When it comes to being in business, it’s important to remember why you’re here. 99% of us are here to help our customers, which means making sure whatever you sell is ‘fit for purpose’. For example, if you buy a car, you expect you can drive it from point A to point B. If you buy a phone, you expect it will connect you with others when you want. If you buy a meal, it should be safe to eat. And when you buy drinking water, you should be able to drink it without getting sick.
Unfortunately, the Hastings City Council ‘sold’ contaminated water which wasn’t fit for purpose. So it’s no surprise the Councils’ residents became upset when they got ill because their water wasn’t safe to drink. Things then got worse when the Council was unable to identify what happened.
And because the Council couldn’t find the cause, they started adding chlorine to the water to kill the bug. Residents now have to boil chlorinated water just to be safe, and have been doing so months after this all started.
Businesses are looking for compensation for lost income. And residents will probably follow suit looking for compensation for lost income (where they had no sick leave. A political and media storm formed over this because NZ can hardly market itself as a developed country and 100% pure when it turns out our towns have contaminated water.
So what went wrong?
The Hastings City Council is a business just like every other business in NZ. It has customers. It has employees. It has suppliers. It has a purpose. Their goal may not be to make more profits, but it still has to make money to cover its costs just like every other business.
The Council made a mistake. Although I’m not convinced the Council’s mistake was in supplying contaminated water to its customers. Nor do I think the Council’s mistake was in how they responded once they found out its residents were getting sick from its water.
I believe the mistakes the Council made were:
- failing to appreciate the consequences of their water supply failing;
- not looking for the areas of greatest risk of failure in the water supply system
- not having the appropriate monitoring processes and systems in place to ensure the water was safe; and
- not having proper plans in place when (not if) the system fails.
If the Council had done this, then they would have responded much quicker.
It’s all about understanding your risks of any critical sources of failure
When I look at any business, one of the things I look for is where the risks are?
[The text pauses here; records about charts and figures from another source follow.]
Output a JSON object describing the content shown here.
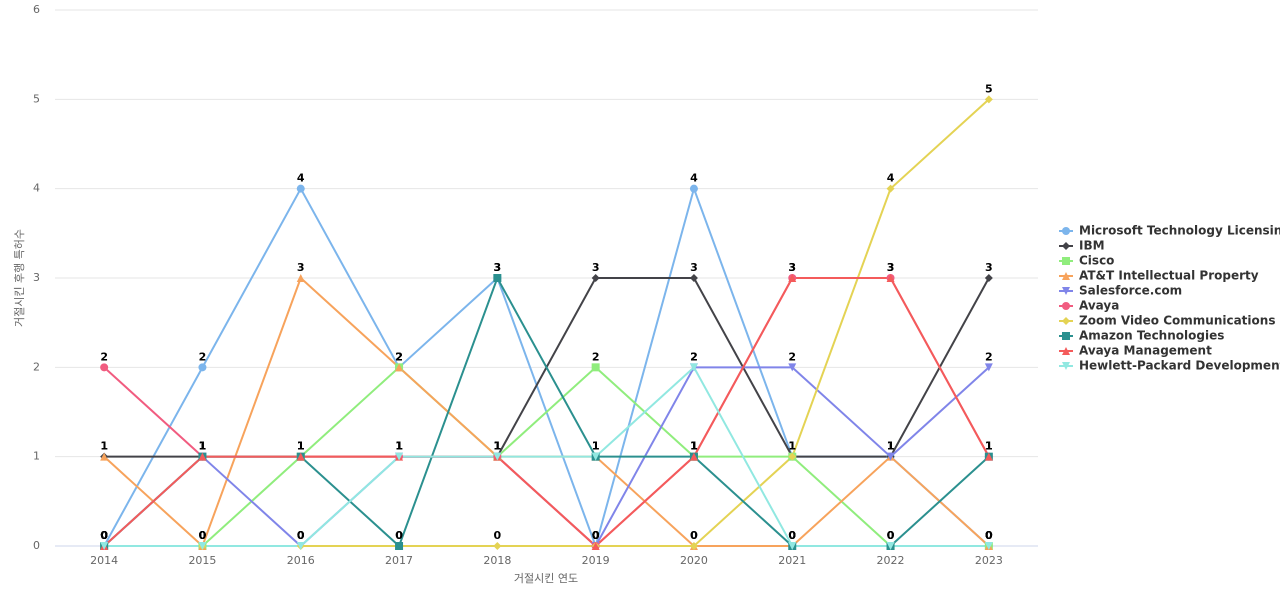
{
  "chart_data": {
    "type": "line",
    "x_label": "거절시킨 연도",
    "y_label": "거절시킨 후행 특허수",
    "categories": [
      "2014",
      "2015",
      "2016",
      "2017",
      "2018",
      "2019",
      "2020",
      "2021",
      "2022",
      "2023"
    ],
    "ylim": [
      0,
      6
    ],
    "yticks": [
      0,
      1,
      2,
      3,
      4,
      5,
      6
    ],
    "grid": true,
    "legend": "right",
    "data_labels": true,
    "series": [
      {
        "name": "Microsoft Technology Licensing",
        "color": "#7cb5ec",
        "symbol": "circle",
        "values": [
          0,
          2,
          4,
          2,
          3,
          0,
          4,
          1,
          1,
          0
        ]
      },
      {
        "name": "IBM",
        "color": "#434348",
        "symbol": "diamond",
        "values": [
          1,
          1,
          1,
          1,
          1,
          3,
          3,
          1,
          1,
          3
        ]
      },
      {
        "name": "Cisco",
        "color": "#90ed7d",
        "symbol": "square",
        "values": [
          0,
          0,
          1,
          2,
          1,
          2,
          1,
          1,
          0,
          0
        ]
      },
      {
        "name": "AT&T Intellectual Property",
        "color": "#f7a35c",
        "symbol": "triangle",
        "values": [
          1,
          0,
          3,
          2,
          1,
          1,
          0,
          0,
          1,
          0
        ]
      },
      {
        "name": "Salesforce.com",
        "color": "#8085e9",
        "symbol": "triangle-down",
        "values": [
          0,
          1,
          0,
          1,
          1,
          0,
          2,
          2,
          1,
          2
        ]
      },
      {
        "name": "Avaya",
        "color": "#f15c80",
        "symbol": "circle",
        "values": [
          2,
          1,
          1,
          1,
          1,
          0,
          1,
          3,
          3,
          1
        ]
      },
      {
        "name": "Zoom Video Communications",
        "color": "#e4d354",
        "symbol": "diamond",
        "values": [
          0,
          0,
          0,
          0,
          0,
          0,
          0,
          1,
          4,
          5
        ]
      },
      {
        "name": "Amazon Technologies",
        "color": "#2b908f",
        "symbol": "square",
        "values": [
          0,
          1,
          1,
          0,
          3,
          1,
          1,
          0,
          0,
          1
        ]
      },
      {
        "name": "Avaya Management",
        "color": "#f45b5b",
        "symbol": "triangle",
        "values": [
          0,
          1,
          1,
          1,
          1,
          0,
          1,
          3,
          3,
          1
        ]
      },
      {
        "name": "Hewlett-Packard Development",
        "color": "#91e8e1",
        "symbol": "triangle-down",
        "values": [
          0,
          0,
          0,
          1,
          1,
          1,
          2,
          0,
          0,
          0
        ]
      }
    ]
  }
}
I am interested in knowing if there is anything that if it were to go wrong, it would result in a disaster. The bigger the possible catastrophe, the more checks and balances needed to ensure it doesn’t happen. Or, you look for alternatives that aren’t so risky or disastrous if they go wrong.
Avoiding disastrous problems takes more than investing in the best systems and tools. It requires knowing your weaknesses, being committed to proven working principles and high standards, having defined accountabilities, and a keen examination of possible sources of failure.
Let’s consider the aviation industry. Airlines do not have the luxury of learning from their mistakes. Within its technical operations, the interaction of systems, subsystems, human operators, and the external environment gives rise to changes that must be corrected before they can lead to disastrous problems.
I will agree that making a mistake when supplying drinking water may not be as disastrous as making a mistake when flying an aeroplane. But things change quickly if people start dying because of contaminated water running through your pipes in a first world country.
What could the Council have done better?
I think it’s safe to assume the Hastings City Council did not understand their weaknesses when supplying water to its residents. And because the water supply became contaminated, they also did not do a good enough job examining the water supply for sources of failure before they happened. Had they done so then two things would have been obvious:
- They would have known what went wrong and where it went wrong; and
- The problem would have corrected much quicker than it is currently taking.
Now we don’t know all the facts (yet), and we don’t know what went wrong (yet). But it doesn’t matter if the water supply was contaminated due to another business, an act of nature, or something else (accidental or not). The Council should have appreciated the impact on its residents, businesses and NZ if its water supply became contaminated, and acted accordingly.
Knowing the risks should have resulted in:
- understanding every link in the chain that results in water getting to a home;
- knowing where the greatest areas of risk are;
- having the right systems/processes/people in place to watch those risks; and
- having ‘fail-safes’ in place should the worst happen.
All which would be evident right now if they had been in place.
We, as business owners, can all learn from this
If you have potential critical point(s) of failure (i.e. suppliers, systems/processes that if they failed then something bad would happen) then you need to know:
- what your potential critical point(s) of failure are;
- how they could go wrong;
- the impact on everyone if something does go wrong;
- what things you can do to avoid whatever could go wrong;
- what you will do about it if it does go wrong; and
This list must be constantly rechecked to make sure nothing changes you aren’t aware of.
How much you spend on the necessary systems/processes/people will depend on how important it is that nothing goes wrong. Get it right and no one will have anything to worry about. Get it wrong and … well just look at what’s happened so far with the Hastings City Council. I think you get the idea.
And just to be clear, this isn’t about checking every possible point of failure – just the ones that are ‘critical’. So that if they go wrong, the impact on other people would be less.